May 27, 2014 09:52 GMT  ·  By

Normal NAND Flash chips are all well and good when you're only looking for something to make a flash drive or SSD out of, but the same can't be said about the NAND set to be used in tablets and smartphones.

For that reason, SanDisk has formally launched the iNAND Standard embedded flash drive (EFD), which it describes as “an ideal storage solution for entry-level tablets and smartphones.” SanDisk intends for it to sell in China most of all, but also other “high-growth markets.”

The chip is a 1 nanometer 3-bit-per-cell (X3) NAND flash storage solution, and the fourth e.MMC storage device that SanDisk has based on the X3 flash memory so far.

It should be simple enough to use the iNAND instead of whatever solid-state memory current-generation phones and tablets employ.

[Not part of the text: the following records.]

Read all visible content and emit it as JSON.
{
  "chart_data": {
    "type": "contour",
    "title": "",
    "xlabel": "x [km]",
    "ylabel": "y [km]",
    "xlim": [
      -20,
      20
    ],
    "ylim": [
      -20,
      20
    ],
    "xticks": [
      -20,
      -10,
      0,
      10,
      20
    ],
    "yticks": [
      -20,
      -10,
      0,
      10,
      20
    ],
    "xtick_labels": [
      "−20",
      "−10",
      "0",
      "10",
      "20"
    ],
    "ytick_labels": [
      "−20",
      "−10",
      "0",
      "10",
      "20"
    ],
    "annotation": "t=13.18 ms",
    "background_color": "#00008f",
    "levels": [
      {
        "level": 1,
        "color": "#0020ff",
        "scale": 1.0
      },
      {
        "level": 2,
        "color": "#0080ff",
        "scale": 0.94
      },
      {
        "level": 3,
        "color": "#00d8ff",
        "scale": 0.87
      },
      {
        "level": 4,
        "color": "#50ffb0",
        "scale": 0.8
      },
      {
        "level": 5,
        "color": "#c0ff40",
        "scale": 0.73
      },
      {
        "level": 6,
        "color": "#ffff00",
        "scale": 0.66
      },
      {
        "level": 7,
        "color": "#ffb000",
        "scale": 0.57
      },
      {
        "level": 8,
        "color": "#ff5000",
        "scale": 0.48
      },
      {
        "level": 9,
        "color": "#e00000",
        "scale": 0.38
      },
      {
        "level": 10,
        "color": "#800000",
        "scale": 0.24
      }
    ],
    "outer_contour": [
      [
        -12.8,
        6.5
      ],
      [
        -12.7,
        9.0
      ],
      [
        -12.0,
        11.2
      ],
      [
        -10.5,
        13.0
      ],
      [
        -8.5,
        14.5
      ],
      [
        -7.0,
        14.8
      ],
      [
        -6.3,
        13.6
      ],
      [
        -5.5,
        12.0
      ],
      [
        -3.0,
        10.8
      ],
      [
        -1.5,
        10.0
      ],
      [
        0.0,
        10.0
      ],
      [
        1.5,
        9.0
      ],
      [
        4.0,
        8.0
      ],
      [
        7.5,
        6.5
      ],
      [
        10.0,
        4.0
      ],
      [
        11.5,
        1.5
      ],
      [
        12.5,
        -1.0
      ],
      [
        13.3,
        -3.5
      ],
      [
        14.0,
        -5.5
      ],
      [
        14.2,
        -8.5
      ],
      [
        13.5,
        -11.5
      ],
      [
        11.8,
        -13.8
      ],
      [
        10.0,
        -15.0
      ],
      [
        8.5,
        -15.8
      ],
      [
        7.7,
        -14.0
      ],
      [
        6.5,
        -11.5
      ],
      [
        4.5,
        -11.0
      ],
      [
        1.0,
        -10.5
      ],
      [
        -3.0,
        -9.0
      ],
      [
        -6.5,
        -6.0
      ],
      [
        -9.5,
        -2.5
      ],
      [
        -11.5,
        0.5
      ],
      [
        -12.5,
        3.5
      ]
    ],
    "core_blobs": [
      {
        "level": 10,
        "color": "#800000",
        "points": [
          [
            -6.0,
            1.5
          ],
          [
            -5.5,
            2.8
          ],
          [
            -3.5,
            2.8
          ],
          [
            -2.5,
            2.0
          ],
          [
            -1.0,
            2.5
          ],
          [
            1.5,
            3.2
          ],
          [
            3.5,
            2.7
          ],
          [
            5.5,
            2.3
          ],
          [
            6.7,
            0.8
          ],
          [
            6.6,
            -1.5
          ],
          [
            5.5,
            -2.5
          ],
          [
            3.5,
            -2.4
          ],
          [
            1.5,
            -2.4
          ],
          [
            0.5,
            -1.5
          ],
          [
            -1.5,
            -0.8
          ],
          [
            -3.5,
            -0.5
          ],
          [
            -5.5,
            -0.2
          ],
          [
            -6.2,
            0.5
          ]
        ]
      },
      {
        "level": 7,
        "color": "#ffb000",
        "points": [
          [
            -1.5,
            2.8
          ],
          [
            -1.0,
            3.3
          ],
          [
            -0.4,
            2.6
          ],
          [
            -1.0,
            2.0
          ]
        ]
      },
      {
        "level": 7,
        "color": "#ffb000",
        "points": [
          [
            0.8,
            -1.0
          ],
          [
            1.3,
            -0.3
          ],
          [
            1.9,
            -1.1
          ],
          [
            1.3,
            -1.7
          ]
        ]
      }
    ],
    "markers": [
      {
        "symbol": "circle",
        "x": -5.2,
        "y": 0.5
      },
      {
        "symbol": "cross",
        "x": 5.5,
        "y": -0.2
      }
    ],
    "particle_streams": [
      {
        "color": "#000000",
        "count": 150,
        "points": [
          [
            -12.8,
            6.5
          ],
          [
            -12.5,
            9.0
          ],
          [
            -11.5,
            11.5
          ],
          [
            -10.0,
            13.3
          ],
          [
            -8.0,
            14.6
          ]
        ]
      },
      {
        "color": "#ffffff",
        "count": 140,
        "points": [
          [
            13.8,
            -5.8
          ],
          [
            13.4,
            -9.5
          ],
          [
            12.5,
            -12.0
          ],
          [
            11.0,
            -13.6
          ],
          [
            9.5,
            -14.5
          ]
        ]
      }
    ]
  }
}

That's what SanDisk wanted: for prospective buyers to have no trouble installing the flash in existing products. Backwards compatibility as it were.

Anyway, the new iNAND chip is e.MMC 4.51+HS2.00 compliant and uses SanDisk's “industry-leading 1Y nanometer (nm) process technology.”

The sequential read and write speeds are up to 100 MB/s and 7.5 MB/s, respectively, while random read/write performance is of 3000 / 200 IOPS.

Sales should start in 8 GB and 16 GB capacities in the second half of the year, so maybe as early as July 2014.